The study also observed that import dependency of raw materials, lack of infrastructure including road
connectivity, inadequate utility services and limited facilities in ports, collateral requirements for bank loans and unjustified price quotes by buyers were challenges for the expansion and facilitation of the RMG sector.
Bangladesh should concentrate on upgradation and move towards high-end products and fast-moving consumer goods could also be targeted for overall product diversification, the BFTI said.
‘New potential markets must be explored for diversification and sustainability of the sector.
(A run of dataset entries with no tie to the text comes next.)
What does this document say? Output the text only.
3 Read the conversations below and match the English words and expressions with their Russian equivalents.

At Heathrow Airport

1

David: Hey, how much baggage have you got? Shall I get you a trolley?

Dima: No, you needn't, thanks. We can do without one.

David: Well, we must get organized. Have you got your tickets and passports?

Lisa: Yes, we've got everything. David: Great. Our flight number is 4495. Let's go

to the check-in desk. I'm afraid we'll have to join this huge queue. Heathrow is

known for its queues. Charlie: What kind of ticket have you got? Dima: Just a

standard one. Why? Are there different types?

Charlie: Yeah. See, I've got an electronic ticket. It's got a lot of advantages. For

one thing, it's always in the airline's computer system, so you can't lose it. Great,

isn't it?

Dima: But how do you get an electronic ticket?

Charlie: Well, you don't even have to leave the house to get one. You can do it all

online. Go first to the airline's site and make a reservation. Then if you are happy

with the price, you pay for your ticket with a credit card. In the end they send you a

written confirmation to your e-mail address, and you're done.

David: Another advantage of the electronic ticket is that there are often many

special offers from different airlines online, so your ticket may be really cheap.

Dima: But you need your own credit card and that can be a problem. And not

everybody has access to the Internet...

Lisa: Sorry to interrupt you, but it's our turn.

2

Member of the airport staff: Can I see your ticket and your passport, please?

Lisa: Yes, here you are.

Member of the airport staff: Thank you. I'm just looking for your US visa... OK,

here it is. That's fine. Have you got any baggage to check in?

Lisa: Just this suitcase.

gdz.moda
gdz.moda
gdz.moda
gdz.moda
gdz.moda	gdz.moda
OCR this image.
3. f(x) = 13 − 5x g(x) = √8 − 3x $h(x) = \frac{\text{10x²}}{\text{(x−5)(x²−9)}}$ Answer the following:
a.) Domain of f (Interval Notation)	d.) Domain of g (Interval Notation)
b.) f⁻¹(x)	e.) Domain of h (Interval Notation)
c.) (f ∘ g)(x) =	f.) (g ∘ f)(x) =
The potential regions like Oceania, CIS and Latin American countries should be seriously considered for diversification,’ the study recommended.
The report said Bangladesh was lagging far behind its international competitors like India, Vietnam and Sri Lanka in terms of efficient production due to lack of technical manpower and qualified local managers.
‘Efficiency is necessary in each level of value chain, from production to marketing, for making the industry more competitive and sustainable in the global market,’ the report read.
In the CIS region, Russia is the main export destination but Bangladesh faces up to 33.32 per cent duty on its major export item, garments, in the market, study said.
It also observed that non-tariff barriers like labelling requirements, other product characteristics requirements, certification requirements and additional charges were also hindering RMG export of Bangladesh to the CIS region.
Bangladesh RMG export to Australia and New Zealand witnessed a significant increase due to duty-free market access but the export faced high tariff rate in other Oceania countries like 32 per cent in Fiji, 25 per cent in Papua New Guinea and 20 per cent in Samoa, the BFTI study said.
Latin American countries could be the emerging export destinations for Bangladeshi readymade garment products but the imposition of higher rate of duty, 35 per cent by Brazil, 36.38 per cent by Ecuador, 35 per cent by Argentina and 15 per cent by Colombia, hindered the possibility, it said.
The report also identified tariff and non-tariff barriers as the key impediments to increasing Bangladesh’s RMG exports to Middle East.
The BFTI suggested that the government should think seriously of going for bilateral negotiations in order to remove tariff and non-tariff barriers in different countries.
The institute recommended establishing separate zones for the RMG in the special economic zones with adequate infrastructural and utility services and mitigating dependency on external sources for raw materials through cotton farming and increasing production of man-made staple fibres.
The study also emphasised a proper branding strategy saying that improvement of social compliance and labour issues would have a huge positive impact on the overall ‘Made in Bangladesh’ brand.
Commerce minister Tofail Ahmed, while addressing the workshop as chief guest, said that considering the increasing competition in the global business Bangladesh should go for both market and product diversification.
‘Bangladesh’s readymade garment sector is ready to face any global challenges as the sector has already established a strong foundation by setting up world-class factories and ensuring social compliance,’ the minister said.
BFTI chief executive officer Ali Ahmed, commerce secretary Shubhashish Bose, Centre for Policy Dialogue research director Khondaker Golam Moazzem, Bangladesh Institute of Development Studies senior research fellow Nazneen Ahmed, Bangladesh Institute of Labour Studies executive director Sultan Uddin Ahmed and commerce ministry additional secretary Tapan Kanti Ghosh spoke at the programme, among others.